Einar Frithjof Myklebust (17 May 1922 – 9 June 2017), was a Norwegian architect and professor at NTH (now (NTNU).

Einar Myklebust worked between 1953-1964 together with the architect Gunnar Fougner.
He was professor from 1964-1970 in Byggekunst IV (monumental architecture), architecture department, Norwegian Institute of Technology (now Norwegian University of Science and Technology), Trondheim. From 1970 he worked for the newly founded architectural firm Arkiplan in Trondheim.
After a few years, he moved to Stavanger, where he has his own practice.
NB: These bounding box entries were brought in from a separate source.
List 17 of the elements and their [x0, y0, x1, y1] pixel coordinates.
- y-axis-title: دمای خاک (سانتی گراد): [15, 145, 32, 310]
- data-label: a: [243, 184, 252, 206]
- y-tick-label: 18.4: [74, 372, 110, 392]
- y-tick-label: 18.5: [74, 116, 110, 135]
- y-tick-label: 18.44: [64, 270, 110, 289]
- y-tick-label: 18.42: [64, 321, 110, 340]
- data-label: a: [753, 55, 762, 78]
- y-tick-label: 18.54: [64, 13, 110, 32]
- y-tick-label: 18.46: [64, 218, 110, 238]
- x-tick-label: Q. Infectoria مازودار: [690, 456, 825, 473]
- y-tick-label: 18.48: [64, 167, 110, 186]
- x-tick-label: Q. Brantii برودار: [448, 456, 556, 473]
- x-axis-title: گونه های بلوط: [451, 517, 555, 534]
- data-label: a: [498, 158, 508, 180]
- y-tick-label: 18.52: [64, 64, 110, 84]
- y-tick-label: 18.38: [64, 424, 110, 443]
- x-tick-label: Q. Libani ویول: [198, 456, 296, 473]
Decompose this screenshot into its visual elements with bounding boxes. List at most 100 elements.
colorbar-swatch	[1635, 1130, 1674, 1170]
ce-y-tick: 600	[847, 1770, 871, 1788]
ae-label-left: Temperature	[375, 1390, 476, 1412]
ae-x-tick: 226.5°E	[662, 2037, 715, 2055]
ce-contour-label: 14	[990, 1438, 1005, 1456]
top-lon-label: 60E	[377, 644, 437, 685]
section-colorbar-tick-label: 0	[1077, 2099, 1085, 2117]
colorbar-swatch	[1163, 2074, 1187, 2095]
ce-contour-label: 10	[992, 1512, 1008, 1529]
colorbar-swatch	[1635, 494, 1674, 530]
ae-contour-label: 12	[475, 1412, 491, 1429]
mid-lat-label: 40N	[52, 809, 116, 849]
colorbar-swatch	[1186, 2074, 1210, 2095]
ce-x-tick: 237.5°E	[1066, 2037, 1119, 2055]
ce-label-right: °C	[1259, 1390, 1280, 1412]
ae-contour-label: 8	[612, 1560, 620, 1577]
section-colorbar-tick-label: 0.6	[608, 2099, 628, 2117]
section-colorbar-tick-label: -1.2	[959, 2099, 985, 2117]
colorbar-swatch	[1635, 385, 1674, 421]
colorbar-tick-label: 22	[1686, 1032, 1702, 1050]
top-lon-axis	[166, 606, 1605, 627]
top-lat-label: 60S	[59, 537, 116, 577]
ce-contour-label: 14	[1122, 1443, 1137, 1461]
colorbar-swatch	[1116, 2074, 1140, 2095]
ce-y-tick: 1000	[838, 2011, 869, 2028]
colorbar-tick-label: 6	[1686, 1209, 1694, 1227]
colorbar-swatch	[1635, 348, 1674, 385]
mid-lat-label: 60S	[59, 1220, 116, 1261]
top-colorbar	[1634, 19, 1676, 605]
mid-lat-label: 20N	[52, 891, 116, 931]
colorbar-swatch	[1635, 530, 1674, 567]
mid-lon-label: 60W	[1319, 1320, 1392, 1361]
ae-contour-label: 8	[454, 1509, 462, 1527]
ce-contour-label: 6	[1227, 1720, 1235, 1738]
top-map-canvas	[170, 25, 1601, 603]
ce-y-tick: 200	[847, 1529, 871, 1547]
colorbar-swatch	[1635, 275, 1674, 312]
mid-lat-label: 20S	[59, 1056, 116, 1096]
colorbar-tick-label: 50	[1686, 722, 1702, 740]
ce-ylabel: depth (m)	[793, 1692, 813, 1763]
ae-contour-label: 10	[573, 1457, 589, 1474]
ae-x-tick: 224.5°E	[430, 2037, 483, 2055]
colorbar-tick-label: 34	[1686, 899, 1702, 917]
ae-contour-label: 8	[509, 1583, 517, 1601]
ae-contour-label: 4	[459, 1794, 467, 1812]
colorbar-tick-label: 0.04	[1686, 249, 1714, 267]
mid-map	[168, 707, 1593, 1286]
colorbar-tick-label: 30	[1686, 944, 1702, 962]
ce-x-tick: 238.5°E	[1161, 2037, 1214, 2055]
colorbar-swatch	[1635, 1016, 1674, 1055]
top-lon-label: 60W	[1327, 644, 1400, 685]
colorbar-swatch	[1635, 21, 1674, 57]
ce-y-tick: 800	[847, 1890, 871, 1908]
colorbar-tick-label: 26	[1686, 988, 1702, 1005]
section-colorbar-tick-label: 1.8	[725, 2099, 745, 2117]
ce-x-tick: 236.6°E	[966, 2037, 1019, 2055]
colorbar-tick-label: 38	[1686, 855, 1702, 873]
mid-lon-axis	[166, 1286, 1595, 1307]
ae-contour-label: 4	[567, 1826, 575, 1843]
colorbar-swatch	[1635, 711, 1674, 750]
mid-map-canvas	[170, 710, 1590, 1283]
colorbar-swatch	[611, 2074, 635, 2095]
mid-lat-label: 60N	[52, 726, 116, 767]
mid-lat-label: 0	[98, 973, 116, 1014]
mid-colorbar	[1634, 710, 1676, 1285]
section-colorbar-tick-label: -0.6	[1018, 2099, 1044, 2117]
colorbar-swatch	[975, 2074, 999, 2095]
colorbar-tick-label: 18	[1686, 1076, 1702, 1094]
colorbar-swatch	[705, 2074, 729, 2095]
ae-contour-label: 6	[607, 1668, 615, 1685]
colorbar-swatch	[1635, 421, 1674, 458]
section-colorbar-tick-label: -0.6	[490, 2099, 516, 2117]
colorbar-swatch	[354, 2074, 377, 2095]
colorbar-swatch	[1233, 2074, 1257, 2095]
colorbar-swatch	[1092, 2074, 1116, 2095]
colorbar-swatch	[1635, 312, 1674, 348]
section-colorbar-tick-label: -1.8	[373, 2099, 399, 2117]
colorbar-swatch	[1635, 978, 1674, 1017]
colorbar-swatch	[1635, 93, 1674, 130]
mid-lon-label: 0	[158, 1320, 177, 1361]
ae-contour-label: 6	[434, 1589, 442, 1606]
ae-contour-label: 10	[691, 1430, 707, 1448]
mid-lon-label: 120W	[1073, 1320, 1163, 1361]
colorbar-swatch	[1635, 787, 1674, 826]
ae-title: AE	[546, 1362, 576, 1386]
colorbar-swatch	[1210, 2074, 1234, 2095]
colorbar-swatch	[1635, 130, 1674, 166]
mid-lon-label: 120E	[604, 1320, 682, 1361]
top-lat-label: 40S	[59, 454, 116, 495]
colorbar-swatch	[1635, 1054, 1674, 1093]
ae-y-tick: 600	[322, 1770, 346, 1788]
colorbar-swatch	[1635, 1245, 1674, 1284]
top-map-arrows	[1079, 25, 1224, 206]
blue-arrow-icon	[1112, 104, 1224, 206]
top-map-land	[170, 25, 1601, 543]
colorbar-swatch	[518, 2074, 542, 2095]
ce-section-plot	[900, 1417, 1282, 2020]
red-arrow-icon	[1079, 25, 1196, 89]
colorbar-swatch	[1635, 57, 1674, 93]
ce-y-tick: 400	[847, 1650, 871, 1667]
Myklebust designed the Edvard Munch Museum in Oslo, Norway with Fougner and played a large role in the renovation and expansion that took place in 1994, to commemorate the 50th anniversary of Munch's death.

Myklebust made his debut as an artist in 1995. As an artist, he is self-taught. Since his debut, he has been exhibited both at home and abroad. He now paints full-time from his apartment in Stavanger.

== Works ==
Include:

- 1963, Fjellkirken at Sjusjøen (together with architect Gunnar Fougner).
- 1963, Odontologisk institutt, Årstadvollen, Bergen (together with architect Gunnar Fougner).
- 1963, Munchmuseet at Tøyen, Oslo (together with architect Gunnar Fougner).
- 1994, Munchmuseet, Tøyen, Oslo. Updating and rehabilitation.
- 1995, Jærmuseet, first building of the new museum building (together with architectural firm Helliesen, Wåge og Hallgren).
He has also designed a number of schools.